Author(s): Kritika, Rajaram Sharma*, Tapendra N Tiwari, Sunil Kast and Saurabh Goyal
Tuberous sclerosis complex (TSC) is the rare autosomal dominant neurocutaneous disorder that affects the individual by causing various benign lesions. However, in recent studies, few cases of TSC in which a novel malignancy is also observed. TSC has mutations in two suppressor genes, i.e. TSC1 & TSC2, responsible for developing a wide range of hamartomatous lesions [1]. Recent evidence suggests that the TSC genes play an important role in the pathway whose dysregulation leads to an array of epithelial malignancies. TSC 1 mutation is mainly identified in sporadic tumours of epithelial cells that indicate important phenotypic changes resulting from modulation of the hamartin expression. Here we present a case diagnosed with carcinoma gall bladder and having tuberous sclerosis complex defining the co-relation.
A 35 years old female patient came to our hospital with complaints of pain abdomen and feeling of fullness in both flanks for the last three months. The patient had a history of occasional seizures. On physical examination, the patient had multiple papules and nodules on her face since childhood suggestive of sebaceous adenoma (angiofibroma) [Figure 1A]. She had a yellowish discolouration of the sclera and lumps in her bilateral lumbar regions. On the routine blood investigations, the patient was found to have a raised direct bilirubin level signifying an obstructed jaundice. On ultrasonography of the abdomen, an ill-defined heteroechoic lesion was observed in the segment IVb of the liver with thickening of the adjacent gall bladder wall and bilateral enlarged kidney with multiple hyperechoic lesions as renal parenchyma seen suggestive of fatty content. A CECT abdomen was advised for further evaluation, which revealed multiple sclerotic bony lesions seen in vertebral bodies (a feature of TSC which is also due to pathogenic variants in TSC1 or TSC2 genes resulting in hyperactivation of the mTOR pathway).[Figure 1C] There was a bilateral enlarged kidney with multiple lobulated mixed densities lesions, showing -55 to 45 Hounsfield Unit (HU). The majority of renal cortex was replaced by these lesions (signifies renal fat-rich angiomyolipoma) [Figure 1B] and there is an ill-defined heterogeneous enhancing mass lesion in the gall bladder fossa with direct hepatic plate infiltration. The lesion was also involving the upper common bile duct resulting in intrahepatic biliary dilatation. This lesion, on an imaging basis, was diagnosed as carcinoma gall bladder [Figure 2A,2B,2C & 2D]. The histopathological examination from the gall bladder confirmed the diagnosis of carcinoma. The prognosis was explained to the patient, and she was referred for chemotherapy
Figure 1: Images Illustrating features of tuberous sclerosis complex (TSC). (A) Clinical picture of the patient illustrates the multiple papules and nodules on her face suggestive of sebaceous adenoma (black arrows). (B) Contrast enhanced computed tomography of abdomen in axial plane showing bilateral enlarged kidney with altered CT attenuation and multiple lobulated mixed densities, irregular lesions (white arrows), showing -55 to 45 Hounsfield Unit (HU) signifies renal fat-rich angiomyolipomas . Normal real tissue is marked by stars. (C )Contrast enhanced CT scan abdomen at the region of lumbar spine in bone window, saggital plane demonstrating multiple, discrete sclerotic lesions in vertebral bodies (white arrows).

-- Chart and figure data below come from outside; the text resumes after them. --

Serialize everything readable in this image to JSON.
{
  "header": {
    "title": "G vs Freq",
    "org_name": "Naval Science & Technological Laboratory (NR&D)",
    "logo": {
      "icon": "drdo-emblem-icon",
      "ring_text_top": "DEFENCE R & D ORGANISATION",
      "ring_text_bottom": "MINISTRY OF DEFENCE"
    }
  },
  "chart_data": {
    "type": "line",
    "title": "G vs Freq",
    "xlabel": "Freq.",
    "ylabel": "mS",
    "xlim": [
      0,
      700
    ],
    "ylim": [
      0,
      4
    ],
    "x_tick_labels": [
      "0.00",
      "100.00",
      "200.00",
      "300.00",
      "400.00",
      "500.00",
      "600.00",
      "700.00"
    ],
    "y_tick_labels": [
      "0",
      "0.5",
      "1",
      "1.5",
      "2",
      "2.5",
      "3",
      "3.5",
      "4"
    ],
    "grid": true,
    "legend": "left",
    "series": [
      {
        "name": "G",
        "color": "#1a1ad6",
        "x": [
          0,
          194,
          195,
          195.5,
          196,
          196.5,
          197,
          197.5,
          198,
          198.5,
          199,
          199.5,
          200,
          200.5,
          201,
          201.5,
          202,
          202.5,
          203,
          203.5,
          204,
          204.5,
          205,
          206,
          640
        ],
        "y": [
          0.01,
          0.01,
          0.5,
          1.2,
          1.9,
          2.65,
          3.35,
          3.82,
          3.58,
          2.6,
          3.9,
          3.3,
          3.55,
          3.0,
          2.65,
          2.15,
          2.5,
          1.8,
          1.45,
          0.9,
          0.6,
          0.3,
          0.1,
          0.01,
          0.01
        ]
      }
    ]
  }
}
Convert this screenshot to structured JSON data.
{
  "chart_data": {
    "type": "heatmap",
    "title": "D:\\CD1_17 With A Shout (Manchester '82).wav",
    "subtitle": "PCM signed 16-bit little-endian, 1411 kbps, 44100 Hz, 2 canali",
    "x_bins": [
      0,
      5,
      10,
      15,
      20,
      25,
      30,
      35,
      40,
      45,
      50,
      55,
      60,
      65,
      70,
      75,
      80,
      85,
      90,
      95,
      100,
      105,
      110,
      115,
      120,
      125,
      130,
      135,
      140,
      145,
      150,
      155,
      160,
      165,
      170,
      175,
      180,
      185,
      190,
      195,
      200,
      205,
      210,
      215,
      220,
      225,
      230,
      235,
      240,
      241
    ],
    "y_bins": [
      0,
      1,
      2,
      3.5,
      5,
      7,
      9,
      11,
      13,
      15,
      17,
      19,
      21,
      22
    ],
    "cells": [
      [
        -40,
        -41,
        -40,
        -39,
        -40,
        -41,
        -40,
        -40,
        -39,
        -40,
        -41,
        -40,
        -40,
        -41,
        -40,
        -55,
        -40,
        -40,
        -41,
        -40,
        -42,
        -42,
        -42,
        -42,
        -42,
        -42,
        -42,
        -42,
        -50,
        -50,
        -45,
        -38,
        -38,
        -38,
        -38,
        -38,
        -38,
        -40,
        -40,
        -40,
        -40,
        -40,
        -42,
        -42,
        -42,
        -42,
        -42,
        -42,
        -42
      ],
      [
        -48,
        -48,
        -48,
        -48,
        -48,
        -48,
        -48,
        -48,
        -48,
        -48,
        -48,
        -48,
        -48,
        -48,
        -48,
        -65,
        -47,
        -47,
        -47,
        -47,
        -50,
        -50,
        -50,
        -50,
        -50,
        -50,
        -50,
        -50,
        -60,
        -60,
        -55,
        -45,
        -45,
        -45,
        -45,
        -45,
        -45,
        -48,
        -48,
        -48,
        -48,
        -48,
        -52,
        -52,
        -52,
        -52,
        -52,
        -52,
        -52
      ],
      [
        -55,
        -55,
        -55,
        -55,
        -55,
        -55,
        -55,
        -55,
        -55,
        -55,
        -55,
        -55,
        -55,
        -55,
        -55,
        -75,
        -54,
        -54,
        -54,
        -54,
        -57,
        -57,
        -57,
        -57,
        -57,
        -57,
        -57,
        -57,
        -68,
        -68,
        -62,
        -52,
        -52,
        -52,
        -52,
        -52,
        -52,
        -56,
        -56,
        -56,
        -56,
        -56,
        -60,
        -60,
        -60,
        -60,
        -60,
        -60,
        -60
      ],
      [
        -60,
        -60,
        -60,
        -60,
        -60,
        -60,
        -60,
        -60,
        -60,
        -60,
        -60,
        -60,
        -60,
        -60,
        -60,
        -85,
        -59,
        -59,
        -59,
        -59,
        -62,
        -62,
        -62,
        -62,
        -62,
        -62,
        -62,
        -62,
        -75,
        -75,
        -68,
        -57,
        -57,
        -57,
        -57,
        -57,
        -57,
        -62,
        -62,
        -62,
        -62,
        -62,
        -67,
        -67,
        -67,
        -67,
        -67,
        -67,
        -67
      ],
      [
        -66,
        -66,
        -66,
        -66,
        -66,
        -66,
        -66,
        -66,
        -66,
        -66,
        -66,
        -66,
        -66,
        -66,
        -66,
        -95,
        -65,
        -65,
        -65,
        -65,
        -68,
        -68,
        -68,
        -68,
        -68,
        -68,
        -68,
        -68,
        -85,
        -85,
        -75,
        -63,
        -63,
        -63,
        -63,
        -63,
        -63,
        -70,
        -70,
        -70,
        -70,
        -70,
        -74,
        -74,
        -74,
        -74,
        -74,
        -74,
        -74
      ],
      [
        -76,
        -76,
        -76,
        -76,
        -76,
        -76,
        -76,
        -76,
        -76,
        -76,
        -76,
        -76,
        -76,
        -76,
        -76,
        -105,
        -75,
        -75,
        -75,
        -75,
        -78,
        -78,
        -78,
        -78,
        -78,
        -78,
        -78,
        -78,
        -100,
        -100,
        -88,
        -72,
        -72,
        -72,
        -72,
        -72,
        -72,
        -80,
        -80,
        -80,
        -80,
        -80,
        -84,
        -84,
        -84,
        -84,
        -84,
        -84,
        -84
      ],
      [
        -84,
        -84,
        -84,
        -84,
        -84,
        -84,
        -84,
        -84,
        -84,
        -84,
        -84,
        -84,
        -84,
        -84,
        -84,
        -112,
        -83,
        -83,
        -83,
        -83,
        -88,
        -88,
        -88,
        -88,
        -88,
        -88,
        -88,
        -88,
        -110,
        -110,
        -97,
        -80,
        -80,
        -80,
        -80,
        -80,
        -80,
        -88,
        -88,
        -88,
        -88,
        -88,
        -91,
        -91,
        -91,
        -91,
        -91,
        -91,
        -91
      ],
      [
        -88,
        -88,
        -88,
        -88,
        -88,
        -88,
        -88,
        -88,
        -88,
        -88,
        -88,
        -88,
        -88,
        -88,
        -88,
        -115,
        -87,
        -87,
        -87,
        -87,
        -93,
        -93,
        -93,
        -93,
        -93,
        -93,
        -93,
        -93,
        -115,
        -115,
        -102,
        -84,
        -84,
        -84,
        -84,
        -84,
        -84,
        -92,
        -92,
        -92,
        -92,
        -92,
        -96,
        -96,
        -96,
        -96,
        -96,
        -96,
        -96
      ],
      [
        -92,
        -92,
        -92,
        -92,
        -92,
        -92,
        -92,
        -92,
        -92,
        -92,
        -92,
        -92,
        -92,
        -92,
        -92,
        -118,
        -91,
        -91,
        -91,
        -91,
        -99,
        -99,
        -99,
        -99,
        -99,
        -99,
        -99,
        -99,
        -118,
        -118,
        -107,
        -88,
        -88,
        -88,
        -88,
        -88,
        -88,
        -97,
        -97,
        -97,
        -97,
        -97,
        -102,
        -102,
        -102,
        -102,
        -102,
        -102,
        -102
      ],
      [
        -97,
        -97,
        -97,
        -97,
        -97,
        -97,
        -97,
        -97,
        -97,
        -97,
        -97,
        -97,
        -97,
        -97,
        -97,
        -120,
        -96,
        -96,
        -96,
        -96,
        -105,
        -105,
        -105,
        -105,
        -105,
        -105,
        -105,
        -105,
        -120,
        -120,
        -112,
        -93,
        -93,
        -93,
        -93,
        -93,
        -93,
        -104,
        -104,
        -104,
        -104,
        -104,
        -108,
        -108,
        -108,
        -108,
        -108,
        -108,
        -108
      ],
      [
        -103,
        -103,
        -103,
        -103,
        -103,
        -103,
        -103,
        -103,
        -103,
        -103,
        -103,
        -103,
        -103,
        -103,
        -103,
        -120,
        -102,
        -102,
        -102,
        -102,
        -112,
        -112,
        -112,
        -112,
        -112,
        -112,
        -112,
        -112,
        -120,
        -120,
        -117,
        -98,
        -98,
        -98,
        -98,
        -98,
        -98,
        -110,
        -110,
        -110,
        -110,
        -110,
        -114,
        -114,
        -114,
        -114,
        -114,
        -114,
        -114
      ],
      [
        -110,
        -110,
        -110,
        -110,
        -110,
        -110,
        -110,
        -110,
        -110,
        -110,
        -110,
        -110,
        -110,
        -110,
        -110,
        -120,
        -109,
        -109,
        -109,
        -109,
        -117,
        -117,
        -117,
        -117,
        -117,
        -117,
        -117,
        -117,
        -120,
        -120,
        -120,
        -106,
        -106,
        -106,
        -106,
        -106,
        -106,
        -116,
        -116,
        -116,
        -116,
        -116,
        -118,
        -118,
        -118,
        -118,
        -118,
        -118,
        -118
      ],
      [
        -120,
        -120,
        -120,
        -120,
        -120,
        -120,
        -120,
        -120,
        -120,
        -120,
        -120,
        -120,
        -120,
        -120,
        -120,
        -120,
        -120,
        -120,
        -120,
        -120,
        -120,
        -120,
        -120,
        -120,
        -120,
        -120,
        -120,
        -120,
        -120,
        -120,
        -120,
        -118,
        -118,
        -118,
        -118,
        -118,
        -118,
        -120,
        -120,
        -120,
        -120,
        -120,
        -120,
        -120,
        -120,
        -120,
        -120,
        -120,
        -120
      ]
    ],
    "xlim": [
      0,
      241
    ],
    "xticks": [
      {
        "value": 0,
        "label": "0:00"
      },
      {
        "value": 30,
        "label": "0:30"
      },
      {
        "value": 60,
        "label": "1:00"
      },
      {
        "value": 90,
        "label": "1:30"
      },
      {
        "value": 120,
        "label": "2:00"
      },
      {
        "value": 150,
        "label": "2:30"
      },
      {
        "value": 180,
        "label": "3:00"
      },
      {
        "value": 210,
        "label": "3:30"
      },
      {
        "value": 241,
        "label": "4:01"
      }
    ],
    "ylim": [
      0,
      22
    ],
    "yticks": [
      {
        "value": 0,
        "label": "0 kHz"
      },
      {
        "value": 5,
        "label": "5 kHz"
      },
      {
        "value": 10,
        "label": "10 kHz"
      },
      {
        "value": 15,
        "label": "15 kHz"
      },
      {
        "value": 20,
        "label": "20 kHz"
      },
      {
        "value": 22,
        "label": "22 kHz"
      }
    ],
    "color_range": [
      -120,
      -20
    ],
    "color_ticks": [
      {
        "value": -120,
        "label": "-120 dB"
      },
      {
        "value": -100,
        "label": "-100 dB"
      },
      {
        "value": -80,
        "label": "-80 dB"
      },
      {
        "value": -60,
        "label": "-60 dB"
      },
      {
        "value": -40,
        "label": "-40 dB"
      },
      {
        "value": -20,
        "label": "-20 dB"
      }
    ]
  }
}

Figure 2: Contrast enhanced computed tomography of abdomen at the level of gall bladder fossa in axial plane illustrating findings of gall bladder carcinoma. (A) Heterogeneously enhancing lesion arising from wall of the gall bladder (white arrow). (B,C) The lesion is directly infiltrating the adjacent liver parenchyma (black arrows). Also note the renal angiomyolipomas in the kidneys (thick white arrows). (D) Dilated intra hepatic biliary radicals are marked by thick black arrows
The literature on genetic changes in various other sporadic epithelial cancers divulges the deletion or mutation in the region of the TSC genes [2]. The various genetic studies have explained the sporadic association of gall bladder carcinoma in a patient with TSC. One study stresses over the loss of heterozygosity (LOH) an association of LOH in TSC genes with various tumours types. The study states that ovarian and gall bladder carcinomas are associated with chromosome 9q LOH mapped to two discrete regions approx. >50% and >88%, respectively, one of which contains TSC1 [3]. According to another genetic study, significantly high-frequency deletions in 9q34 and 16p13 are associated with non-small-cell carcinoma, gall bladder, and ovarian carcinoma [4,5].